L'étincelant Hector dit et franchit la porte ;

Pâris le suit, l'ardeur des combats les transporte ;

Comme un dieu donne un vent aux vœux des matelots,

Leurs bras las de lisser les rames sur les flots,

Ainsi tous deux aux vœux des Troyens apparurent.

    Ils tuèrent alors ; des premiers qui moururent,

Ménésthius d'Arné succomba sous Pâris ;

Philoméduse aux yeux de génisse eut ce fils

D'Aréithoüs l'homme à massue ; Hector tue

Eionée atteint par sa lance pointue

Au col sous le rebord de son airain brillant.

     Glaucus fils d'Hippoloque et Lycien vaillant

Tue Iphinoüs fils de Dexius, le frappe

Au bras dans la mêlée au moment qu'il s'échappe

Sur son char d'où sans force Iphinoüs s'abat.

Quand Minerve aux yeux bleus a vu l'affreux combat

Où périssent les Grecs, elle s'est élancée

Des sommets de l'Olympe et vers Troie avancée ;

 Or Apollon Phébus qui du haut du rempart

Aperçoit la déesse, au-devant d'elle part,

Désireux qu'aux Troyens la victoire puisse être ;

Le dieu Phébus lui dit, la rencontrant au hêtre :

     « Dans ta nouvelle ardeur, fille de Jupiter,

Que viens-tu de l'Olympe, est-ce que de l'éther

Quelque grand sentiment te pousse ici, précise,

Veux-tu donner aux Grecs la victoire indécise ?

Car tu n'a pas pitié des Troyens périssant ;

Il vaut mieux que la guerre aujourd'hui finissant,

Recommence plus tard jusqu'à la fin de Troie

Dont la chute ferait, déesses, votre joie. »

     Minerve aux yeux d'azur lui répondit ainsi :

     « Soit, vers eux dans ce but je viens du ciel aussi ;

Mais quel est ton espoir que la guerre entre eux cesse ? »

     Le divin Apollon répond à la déesse :

     « Excitons la valeur d'Hector qui défiera

Les Grecs en grand duel et les indignera,

Ils voudront qu'un d'eux seul dans le combat l'aborde. »
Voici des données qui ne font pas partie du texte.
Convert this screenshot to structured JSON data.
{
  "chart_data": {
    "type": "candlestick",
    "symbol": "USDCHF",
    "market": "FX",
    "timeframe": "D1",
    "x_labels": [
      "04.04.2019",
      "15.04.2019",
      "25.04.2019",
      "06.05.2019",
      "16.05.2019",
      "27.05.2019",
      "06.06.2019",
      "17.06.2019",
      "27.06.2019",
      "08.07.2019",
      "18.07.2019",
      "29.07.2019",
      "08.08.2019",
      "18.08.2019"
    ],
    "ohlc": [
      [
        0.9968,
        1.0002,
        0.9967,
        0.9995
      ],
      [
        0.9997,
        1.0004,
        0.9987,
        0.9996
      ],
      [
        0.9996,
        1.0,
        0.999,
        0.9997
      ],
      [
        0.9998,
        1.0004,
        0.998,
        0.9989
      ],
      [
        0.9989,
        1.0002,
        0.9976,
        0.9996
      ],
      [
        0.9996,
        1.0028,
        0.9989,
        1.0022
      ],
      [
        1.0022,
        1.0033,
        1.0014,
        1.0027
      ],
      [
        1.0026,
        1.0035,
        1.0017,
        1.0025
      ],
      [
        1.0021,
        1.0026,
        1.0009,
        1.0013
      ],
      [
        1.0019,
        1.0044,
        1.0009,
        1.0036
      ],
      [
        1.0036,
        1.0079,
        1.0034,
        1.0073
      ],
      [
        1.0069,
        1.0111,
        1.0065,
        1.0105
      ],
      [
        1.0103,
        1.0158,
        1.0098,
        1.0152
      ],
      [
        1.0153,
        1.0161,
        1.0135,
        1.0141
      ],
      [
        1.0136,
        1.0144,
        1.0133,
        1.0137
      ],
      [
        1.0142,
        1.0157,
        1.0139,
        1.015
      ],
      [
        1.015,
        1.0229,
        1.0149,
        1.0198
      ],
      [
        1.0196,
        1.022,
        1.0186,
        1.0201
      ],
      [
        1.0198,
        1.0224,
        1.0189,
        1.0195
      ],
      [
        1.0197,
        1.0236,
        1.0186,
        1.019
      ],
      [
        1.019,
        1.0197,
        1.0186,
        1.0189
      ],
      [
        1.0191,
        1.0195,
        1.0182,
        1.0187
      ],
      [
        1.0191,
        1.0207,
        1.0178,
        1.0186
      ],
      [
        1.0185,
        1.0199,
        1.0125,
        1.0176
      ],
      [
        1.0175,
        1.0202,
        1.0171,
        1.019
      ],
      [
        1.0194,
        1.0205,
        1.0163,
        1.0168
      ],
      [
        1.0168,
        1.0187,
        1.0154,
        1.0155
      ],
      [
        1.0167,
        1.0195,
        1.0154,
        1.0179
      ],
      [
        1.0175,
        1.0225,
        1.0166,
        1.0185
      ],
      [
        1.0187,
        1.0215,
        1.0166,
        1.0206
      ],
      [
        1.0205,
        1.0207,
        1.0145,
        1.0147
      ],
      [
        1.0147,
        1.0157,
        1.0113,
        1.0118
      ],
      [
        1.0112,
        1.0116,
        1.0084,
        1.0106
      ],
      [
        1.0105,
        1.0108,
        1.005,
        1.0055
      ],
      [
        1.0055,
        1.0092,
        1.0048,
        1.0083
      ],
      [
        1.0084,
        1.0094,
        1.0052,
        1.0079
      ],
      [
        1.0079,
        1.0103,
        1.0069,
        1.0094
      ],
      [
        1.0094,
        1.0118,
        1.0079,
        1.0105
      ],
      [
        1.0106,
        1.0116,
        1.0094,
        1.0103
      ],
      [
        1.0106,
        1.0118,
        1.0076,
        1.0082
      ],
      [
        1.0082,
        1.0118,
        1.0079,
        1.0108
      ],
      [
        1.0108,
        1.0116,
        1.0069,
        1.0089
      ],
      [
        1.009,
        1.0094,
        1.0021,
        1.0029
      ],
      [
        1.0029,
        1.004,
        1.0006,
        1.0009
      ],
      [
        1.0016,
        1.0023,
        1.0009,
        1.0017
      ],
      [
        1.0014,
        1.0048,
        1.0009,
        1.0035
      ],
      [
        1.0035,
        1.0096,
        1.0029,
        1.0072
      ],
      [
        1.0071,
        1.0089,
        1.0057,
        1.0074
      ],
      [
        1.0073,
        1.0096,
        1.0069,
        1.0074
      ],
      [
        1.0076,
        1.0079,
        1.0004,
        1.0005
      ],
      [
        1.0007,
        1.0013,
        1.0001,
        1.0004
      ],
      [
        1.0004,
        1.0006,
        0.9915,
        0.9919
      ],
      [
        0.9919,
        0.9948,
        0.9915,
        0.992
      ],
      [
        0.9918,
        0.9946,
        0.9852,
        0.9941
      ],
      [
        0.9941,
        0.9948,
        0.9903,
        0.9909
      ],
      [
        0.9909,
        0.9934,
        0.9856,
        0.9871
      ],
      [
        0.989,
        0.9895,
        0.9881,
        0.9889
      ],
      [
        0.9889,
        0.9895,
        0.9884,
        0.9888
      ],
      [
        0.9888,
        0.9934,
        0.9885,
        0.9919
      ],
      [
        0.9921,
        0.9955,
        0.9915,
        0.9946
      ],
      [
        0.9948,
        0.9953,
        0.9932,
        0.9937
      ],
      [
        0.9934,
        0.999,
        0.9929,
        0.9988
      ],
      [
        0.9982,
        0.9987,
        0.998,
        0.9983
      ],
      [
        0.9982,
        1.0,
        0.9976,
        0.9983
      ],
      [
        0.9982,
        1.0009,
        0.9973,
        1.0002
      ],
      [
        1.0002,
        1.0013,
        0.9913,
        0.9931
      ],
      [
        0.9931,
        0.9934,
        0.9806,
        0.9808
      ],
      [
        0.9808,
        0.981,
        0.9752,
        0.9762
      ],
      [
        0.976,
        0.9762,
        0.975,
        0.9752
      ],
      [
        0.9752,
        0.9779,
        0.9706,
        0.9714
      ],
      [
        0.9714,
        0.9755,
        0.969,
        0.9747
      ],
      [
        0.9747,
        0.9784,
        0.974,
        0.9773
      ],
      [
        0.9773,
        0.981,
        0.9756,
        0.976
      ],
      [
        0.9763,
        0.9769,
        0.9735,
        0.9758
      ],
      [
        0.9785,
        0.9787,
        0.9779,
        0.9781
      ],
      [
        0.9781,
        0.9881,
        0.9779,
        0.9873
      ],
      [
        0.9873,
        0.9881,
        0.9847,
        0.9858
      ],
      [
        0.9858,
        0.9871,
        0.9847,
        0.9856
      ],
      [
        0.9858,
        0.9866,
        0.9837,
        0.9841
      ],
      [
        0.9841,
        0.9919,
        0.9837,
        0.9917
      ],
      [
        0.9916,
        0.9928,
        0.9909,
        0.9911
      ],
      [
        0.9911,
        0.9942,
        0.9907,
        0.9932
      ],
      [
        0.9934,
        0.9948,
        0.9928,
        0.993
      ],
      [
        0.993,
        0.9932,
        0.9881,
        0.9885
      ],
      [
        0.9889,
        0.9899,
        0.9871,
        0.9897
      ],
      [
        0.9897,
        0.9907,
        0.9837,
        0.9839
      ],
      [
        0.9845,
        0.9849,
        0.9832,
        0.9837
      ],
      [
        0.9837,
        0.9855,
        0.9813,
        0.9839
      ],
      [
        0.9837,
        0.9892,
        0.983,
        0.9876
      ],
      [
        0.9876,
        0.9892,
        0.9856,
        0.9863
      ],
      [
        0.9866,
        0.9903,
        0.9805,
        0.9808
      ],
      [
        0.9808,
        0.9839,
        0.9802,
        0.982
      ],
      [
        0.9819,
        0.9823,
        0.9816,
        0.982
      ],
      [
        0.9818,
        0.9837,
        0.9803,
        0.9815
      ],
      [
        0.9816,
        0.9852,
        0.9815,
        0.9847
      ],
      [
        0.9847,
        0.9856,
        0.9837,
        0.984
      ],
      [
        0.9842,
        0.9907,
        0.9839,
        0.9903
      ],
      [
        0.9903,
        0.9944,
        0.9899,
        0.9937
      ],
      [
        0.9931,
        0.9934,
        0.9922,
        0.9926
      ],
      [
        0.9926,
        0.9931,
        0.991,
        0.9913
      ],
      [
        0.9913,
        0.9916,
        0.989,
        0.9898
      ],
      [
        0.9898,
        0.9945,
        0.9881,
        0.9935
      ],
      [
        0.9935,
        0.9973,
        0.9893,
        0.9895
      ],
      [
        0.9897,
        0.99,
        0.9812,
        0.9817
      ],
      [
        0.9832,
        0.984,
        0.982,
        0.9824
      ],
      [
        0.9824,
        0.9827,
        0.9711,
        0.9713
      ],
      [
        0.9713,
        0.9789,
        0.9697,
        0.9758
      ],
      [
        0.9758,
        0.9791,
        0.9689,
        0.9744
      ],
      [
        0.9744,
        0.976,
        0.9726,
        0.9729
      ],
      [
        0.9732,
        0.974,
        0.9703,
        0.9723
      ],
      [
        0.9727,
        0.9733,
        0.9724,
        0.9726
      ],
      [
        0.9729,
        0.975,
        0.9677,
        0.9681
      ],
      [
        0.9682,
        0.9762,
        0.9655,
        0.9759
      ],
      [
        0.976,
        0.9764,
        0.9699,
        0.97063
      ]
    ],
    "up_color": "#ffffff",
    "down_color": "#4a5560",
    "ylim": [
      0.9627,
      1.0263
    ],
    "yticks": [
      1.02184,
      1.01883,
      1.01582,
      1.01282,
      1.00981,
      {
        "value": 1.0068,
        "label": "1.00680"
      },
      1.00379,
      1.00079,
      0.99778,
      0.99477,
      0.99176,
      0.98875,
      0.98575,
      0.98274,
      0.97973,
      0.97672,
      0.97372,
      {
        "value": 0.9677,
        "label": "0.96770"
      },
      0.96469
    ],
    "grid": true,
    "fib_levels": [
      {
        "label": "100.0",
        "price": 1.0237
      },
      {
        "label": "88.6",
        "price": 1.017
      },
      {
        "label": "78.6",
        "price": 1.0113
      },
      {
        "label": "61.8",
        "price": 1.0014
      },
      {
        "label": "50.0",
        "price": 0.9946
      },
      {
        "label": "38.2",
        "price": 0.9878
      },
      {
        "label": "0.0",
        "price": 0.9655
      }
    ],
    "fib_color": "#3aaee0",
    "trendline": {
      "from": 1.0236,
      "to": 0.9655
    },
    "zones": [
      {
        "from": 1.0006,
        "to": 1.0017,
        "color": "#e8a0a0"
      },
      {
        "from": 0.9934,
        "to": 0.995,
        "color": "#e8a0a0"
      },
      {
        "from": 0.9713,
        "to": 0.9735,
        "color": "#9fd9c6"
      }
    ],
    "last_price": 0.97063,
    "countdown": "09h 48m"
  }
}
     Il dit, et la déesse aux yeux d'azur l'accorde.

Fils chéri de Priam Hélénus entendit

Ce qui plaisait aux dieux, il fut près d'Hector, dit :

      «  Fils de Priam Hector prudent comme un dieu même,

Voudrais-tu m'obéir (moi ton frère qui t'aime) ?

Troyens et Grecs à part, provoque ces derniers,

Défie en grand duel leurs plus vaillants guerriers ;

Mourir n'est pas encore où ton destin va tendre,

La voix des immortels me l'a bien fait entendre. »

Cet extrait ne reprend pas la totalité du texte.